Some
feminists hate attachment theory. Their influence may be part of the reason so many psychotherapists ignore its important implications. Attachment theory is a set of ideas based on
the theories of psychoanalyst John Bowlby and strong experimental evidence
created by Canadian psychologist Mary Ainworth. Ainsworth was of course herself a
working woman, although she was divorced and never had children of her own.
Ainsworth sat
behind a two-way mirror for years and watched one-year-olds playing with their
mothers. She noted what happened when the mother left the room for a few
minutes and how the child responded when she returned. She then took the study
a stage further and studied what happened when, instead of the mother, a
stranger entered the room and tried to engage with the child. Ainsworth's
"Strange Situation" study, together with Bowlby's theory, showed that
how a child developed their social response patterns was the direct result of
the way the child's main carer responded to and engaged with them.
A neglectful, stressed or inconsistent parent tended to create an anxious, insecure or avoidant children. These patterns were later found to accurately predict how those children behaved between the ages of five and eight.
Feminists
argued: watching babies - what kind of proof is that? How can anyone know what
a baby is thinking and feeling? Isn't it all just woolly liberal conjecture?
Gee, actually observing what is going on and seeing the same patterns over and
over again. Why, isn’t that anecdotal? Unlike, I suppose asking research
subjects to tell you what they are thinking. Now that’s objective data!
They
accused attachment theorists of being against working women and wanting to
shackle women to the home. I guess that they thought the implications of the
theory were that women needed to be home 24/7 or they would destroy their
children.

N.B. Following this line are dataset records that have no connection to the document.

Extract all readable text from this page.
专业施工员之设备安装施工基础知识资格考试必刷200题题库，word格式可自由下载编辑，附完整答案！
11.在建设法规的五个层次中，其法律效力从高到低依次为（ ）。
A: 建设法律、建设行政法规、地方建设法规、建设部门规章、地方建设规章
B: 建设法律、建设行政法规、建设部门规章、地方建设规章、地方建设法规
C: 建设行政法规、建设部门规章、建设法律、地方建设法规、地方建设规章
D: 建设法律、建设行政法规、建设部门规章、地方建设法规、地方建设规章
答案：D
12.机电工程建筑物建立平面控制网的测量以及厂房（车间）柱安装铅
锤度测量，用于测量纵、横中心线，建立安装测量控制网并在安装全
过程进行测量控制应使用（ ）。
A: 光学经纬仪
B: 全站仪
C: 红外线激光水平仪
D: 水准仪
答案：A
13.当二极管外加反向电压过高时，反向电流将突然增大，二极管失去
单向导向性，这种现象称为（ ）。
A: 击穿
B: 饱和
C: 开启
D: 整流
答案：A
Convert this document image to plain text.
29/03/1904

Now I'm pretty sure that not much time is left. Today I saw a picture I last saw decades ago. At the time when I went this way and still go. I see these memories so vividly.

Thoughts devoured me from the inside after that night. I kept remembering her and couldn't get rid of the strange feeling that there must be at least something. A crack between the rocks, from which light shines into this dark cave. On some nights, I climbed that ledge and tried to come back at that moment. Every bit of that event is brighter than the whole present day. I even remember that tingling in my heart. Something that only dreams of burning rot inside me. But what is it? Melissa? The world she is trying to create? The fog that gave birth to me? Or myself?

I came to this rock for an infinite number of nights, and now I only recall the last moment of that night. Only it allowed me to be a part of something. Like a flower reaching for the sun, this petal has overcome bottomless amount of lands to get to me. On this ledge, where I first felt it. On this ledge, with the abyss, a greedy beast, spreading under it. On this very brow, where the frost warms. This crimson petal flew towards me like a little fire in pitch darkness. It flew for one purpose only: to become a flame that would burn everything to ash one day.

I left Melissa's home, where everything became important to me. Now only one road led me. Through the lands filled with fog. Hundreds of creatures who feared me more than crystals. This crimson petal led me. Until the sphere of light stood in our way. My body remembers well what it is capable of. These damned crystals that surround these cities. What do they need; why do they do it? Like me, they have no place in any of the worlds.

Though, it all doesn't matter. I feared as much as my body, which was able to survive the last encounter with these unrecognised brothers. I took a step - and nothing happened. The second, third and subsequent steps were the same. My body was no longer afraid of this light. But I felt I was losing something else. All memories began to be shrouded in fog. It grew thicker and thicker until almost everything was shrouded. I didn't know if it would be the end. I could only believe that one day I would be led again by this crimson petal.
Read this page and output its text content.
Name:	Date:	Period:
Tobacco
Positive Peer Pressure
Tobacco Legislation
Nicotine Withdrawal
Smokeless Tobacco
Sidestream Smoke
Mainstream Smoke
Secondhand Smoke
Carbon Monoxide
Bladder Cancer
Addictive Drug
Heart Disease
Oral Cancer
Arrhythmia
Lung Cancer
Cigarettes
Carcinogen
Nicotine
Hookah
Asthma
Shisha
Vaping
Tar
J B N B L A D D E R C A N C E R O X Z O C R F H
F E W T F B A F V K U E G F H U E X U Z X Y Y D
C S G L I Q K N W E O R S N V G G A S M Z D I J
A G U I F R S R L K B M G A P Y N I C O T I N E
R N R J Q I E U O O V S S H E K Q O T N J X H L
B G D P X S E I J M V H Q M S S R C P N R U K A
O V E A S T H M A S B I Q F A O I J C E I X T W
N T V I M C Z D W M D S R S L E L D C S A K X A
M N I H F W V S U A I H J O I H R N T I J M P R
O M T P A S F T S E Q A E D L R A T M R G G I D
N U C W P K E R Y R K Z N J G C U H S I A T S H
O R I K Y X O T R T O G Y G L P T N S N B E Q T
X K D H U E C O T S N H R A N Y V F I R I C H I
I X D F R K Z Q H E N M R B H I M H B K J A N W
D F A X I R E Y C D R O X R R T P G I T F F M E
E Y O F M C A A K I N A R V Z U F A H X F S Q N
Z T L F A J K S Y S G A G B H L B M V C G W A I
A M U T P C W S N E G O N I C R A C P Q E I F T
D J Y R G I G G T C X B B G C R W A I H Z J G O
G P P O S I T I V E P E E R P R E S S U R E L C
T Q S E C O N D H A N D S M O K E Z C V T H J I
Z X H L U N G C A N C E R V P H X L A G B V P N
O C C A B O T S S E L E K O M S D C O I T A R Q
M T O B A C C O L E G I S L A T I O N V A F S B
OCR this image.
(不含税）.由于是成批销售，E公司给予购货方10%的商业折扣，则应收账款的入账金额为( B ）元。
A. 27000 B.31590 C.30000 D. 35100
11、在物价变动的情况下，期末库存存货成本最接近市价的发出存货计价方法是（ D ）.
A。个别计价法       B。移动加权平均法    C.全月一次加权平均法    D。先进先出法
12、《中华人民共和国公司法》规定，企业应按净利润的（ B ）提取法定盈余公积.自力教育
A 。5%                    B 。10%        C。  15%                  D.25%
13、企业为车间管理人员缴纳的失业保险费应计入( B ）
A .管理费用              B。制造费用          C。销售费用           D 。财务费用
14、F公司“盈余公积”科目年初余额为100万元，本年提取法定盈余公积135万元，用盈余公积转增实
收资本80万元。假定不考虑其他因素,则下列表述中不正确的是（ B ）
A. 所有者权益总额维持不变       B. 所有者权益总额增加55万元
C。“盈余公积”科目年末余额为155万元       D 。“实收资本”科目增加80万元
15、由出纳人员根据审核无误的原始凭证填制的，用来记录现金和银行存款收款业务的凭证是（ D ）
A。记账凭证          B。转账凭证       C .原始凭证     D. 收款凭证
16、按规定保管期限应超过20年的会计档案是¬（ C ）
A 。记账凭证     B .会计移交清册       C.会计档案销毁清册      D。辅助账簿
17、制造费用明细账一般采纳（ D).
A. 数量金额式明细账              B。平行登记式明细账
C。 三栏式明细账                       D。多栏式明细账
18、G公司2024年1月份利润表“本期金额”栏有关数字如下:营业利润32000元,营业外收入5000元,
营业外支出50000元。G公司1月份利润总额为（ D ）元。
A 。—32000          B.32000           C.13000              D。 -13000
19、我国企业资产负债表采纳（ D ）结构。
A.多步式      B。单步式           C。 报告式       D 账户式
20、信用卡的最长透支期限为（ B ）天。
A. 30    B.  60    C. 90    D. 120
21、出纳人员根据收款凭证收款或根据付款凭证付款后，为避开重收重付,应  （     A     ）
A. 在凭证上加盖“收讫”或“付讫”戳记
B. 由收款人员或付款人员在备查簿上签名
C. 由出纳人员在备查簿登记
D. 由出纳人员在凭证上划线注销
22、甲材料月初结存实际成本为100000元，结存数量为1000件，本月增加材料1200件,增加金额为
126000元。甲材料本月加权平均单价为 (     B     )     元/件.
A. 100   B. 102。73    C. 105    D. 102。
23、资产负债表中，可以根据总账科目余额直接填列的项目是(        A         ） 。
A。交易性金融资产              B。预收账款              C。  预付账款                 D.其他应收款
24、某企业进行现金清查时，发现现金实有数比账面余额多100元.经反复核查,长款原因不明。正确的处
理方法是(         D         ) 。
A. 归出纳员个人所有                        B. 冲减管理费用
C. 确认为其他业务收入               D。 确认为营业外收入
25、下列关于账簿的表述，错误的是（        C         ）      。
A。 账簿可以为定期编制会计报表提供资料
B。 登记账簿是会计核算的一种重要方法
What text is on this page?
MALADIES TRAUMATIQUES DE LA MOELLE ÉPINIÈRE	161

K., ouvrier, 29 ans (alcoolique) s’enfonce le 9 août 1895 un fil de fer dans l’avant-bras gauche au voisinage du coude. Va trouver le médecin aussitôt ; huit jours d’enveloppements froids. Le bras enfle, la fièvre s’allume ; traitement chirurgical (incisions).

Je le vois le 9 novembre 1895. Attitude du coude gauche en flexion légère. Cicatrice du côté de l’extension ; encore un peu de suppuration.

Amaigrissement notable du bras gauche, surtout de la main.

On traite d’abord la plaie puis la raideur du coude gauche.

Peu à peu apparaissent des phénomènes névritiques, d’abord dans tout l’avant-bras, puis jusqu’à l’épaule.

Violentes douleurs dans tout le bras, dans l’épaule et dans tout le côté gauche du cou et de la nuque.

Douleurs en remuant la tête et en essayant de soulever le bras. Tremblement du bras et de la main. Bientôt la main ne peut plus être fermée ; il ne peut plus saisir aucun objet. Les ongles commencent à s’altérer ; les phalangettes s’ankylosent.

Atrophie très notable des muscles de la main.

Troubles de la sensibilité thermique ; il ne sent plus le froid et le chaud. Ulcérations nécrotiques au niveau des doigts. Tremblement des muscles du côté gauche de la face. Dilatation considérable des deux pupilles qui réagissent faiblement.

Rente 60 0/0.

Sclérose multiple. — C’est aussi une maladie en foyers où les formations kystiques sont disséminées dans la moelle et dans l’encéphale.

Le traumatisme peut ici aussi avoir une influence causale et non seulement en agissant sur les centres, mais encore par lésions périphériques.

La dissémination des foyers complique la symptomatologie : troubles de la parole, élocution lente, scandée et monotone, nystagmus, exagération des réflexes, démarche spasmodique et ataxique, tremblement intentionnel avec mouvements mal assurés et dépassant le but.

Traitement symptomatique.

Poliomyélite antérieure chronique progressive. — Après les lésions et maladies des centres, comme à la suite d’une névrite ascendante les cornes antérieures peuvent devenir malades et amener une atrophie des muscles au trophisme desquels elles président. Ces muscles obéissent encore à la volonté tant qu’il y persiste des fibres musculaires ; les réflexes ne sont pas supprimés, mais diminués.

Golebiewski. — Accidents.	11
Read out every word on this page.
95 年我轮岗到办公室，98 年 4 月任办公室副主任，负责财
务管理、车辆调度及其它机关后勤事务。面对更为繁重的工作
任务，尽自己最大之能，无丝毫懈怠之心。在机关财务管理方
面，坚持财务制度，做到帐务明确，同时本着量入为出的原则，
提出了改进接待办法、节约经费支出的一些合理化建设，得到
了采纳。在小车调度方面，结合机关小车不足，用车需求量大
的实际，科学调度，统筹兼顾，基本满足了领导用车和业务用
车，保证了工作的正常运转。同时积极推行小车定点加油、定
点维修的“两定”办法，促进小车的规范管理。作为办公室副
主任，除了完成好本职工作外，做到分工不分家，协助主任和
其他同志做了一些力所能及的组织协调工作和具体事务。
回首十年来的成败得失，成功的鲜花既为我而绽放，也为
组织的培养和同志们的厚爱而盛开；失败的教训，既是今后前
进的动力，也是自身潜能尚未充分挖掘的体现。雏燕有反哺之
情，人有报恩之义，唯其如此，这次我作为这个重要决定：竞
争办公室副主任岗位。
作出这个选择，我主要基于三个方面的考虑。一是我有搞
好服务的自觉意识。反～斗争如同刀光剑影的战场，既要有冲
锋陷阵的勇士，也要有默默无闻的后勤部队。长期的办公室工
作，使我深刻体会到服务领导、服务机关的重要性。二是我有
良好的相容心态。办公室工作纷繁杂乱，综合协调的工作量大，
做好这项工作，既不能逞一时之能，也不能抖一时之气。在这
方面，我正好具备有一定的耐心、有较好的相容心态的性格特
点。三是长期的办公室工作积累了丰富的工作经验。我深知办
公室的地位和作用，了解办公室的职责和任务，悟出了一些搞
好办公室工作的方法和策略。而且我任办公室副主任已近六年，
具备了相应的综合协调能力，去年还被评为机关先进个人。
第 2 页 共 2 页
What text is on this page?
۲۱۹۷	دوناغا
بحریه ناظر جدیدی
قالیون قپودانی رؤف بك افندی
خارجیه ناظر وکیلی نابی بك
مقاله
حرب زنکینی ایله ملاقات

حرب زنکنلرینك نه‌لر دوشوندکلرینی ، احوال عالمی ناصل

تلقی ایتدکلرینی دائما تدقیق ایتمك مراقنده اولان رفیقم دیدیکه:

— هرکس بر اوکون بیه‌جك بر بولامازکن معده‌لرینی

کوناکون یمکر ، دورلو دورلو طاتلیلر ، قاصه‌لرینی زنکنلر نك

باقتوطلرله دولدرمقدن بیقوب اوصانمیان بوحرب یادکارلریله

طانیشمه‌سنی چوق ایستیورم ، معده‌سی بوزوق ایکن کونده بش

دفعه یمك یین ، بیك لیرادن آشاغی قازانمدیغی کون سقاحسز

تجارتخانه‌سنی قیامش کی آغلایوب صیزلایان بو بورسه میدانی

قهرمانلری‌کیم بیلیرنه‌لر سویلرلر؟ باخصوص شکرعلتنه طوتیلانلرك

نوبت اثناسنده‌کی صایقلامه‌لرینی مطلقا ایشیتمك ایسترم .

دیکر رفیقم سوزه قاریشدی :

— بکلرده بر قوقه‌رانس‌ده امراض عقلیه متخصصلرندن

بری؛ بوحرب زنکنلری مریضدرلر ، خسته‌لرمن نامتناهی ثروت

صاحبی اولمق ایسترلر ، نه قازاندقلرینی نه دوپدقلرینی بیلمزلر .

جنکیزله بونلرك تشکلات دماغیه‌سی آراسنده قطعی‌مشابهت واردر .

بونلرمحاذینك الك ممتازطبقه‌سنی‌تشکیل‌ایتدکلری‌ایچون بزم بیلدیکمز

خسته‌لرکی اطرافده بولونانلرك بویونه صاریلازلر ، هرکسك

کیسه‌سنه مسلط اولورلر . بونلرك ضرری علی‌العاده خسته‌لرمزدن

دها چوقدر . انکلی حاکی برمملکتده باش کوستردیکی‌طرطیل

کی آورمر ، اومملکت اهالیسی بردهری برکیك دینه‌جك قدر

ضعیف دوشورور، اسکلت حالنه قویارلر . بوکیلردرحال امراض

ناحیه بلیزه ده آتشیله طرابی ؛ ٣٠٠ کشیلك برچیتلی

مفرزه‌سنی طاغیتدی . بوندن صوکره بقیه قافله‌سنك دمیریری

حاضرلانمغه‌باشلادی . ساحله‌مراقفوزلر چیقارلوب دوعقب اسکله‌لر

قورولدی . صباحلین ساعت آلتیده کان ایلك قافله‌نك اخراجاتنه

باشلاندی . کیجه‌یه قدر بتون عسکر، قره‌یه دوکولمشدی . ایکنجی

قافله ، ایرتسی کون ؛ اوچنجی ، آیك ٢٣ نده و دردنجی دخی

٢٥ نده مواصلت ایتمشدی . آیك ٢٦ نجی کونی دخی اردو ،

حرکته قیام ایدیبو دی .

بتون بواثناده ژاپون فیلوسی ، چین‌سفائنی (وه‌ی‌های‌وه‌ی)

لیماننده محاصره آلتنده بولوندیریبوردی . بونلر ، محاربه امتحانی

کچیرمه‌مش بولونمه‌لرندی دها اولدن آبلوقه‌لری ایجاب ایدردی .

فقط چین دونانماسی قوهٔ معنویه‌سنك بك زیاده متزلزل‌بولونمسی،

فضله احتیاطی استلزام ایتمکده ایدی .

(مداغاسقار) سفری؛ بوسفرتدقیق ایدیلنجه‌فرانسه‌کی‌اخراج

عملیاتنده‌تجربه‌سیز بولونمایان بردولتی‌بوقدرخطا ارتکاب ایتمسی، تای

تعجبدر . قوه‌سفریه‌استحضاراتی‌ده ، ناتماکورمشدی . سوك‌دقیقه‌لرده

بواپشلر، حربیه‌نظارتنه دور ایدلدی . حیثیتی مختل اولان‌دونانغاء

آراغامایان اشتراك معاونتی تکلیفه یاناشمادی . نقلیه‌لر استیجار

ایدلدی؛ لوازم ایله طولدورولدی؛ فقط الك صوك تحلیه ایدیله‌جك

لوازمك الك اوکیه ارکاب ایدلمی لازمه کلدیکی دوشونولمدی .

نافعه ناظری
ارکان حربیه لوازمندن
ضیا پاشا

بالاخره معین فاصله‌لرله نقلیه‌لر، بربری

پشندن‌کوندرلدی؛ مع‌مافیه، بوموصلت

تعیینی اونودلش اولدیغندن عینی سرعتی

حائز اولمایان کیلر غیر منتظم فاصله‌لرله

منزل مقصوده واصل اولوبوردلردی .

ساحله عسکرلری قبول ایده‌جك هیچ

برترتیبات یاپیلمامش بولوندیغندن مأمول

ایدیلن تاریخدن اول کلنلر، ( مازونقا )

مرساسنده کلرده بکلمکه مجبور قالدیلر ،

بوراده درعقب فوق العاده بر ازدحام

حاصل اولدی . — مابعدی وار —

Shades of evolutionary psychologists attacking anyone who dared study
or even talk about kin selection, the tendency of human individuals to
sacrifice themselves if their kin group or tribe seemed to require it, because
it might be used to justify social Darwinism. Well, I guess it
could be used that way, but it certainly does not have to be.
Even if
the attachment science actually did prove that it is far better for children to
have stay-at-home mothers, that would not mean inconvenient realities should be
ignored. But luckily, it doesn’t that at all! Unfortunately, even the purveyors
of attachment theory often misinterpret the data from Ainsworth’s experiments,
due to a logical error and a phony assumption. Ainsworth herself was skeptical
about the viability of working motherhood, but, unlike Bowlby, admitted
the possibility that supplemental mothering could be arranged without harm to
the child.
The
logical error is equating quality with quantity. Just because a little of
something is a good thing, this hardly means that a whole lot of it is even
better. Sometimes a lot is worse! The dose makes the
difference between a nutrient a poison. It is not how often the
mothers in the experiments interact with their babies, it’s the type of
interactions. Maybe the kids also need to start having time by themselves as
well as time with other children learning how to deal with them.
The
false assumption is that the data that shows that the early patterns predicted
the later patterns must mean than any “damage” done to the child’s brain must
be permanent. That would of course mean that human beings could never adapt to
new social contingencies, something that is clearly nonsense. Our species would
not have survived if adaptation were not possible after the age of two!
This
interpretation of the experimental findings ignores the fact that the five to
eight year olds are continuing to be exposed to the
exact same problematic parenting behavior which had triggered
and reinforced the earlier behavior. Shades of the bullshit about cognitive
development I posted about in my review of the book The Myth of the
First Three Years.
What
about the “strange situation” phenomenon? Well, the limits of the data are
clearly implied in its name. This is what happens when a complete stranger
enters the picture, not a familiar adult from, say, a day care center or a
Kibbutz in Israel.
Many
(but hardly all) children from abusive homes who are adopted out to loving
families do indeed continue to show the effects of the earlier trauma, but that
does not mean that earlier physiological changes are irreversible. The fact
that some children do in fact get much better while others continue to have
problems is most likely due to the behavior of the adoptive parents.
They may
not know how to deal well with the obviously difficult behavior of these
children and so may inadvertently continue to feed into these children’s
problematic behavior. It is not at all obvious how to respond to disturbed kids, and even if you know how, doing so consistently in the face of frequent child misbehavior (which is key) is tremendously challenging. Others may have
learned what to do about it and stuck with it – maybe just from watching the TV show Supernanny
– and voila, the kids become well adjusted.
In
fact, children benefit tremendously from having a happy, fulfilled mother who
isn’t feeling guilty. I’ve written extensively about my contrary-to-the-popular-wisdom
understanding about how children learn to read their parents' behavior.
(Speaking of Supernanny, there was a recent episode in which a
father wondered why his son said he thought his Dad liked to
clean the toilets at home. The son answered, “Because you do it all the
time.” That’s what I’m talking about!).
Human
babies are born wired for survival. We are wired to learn how to survive
through interacting with other people. Throughout life.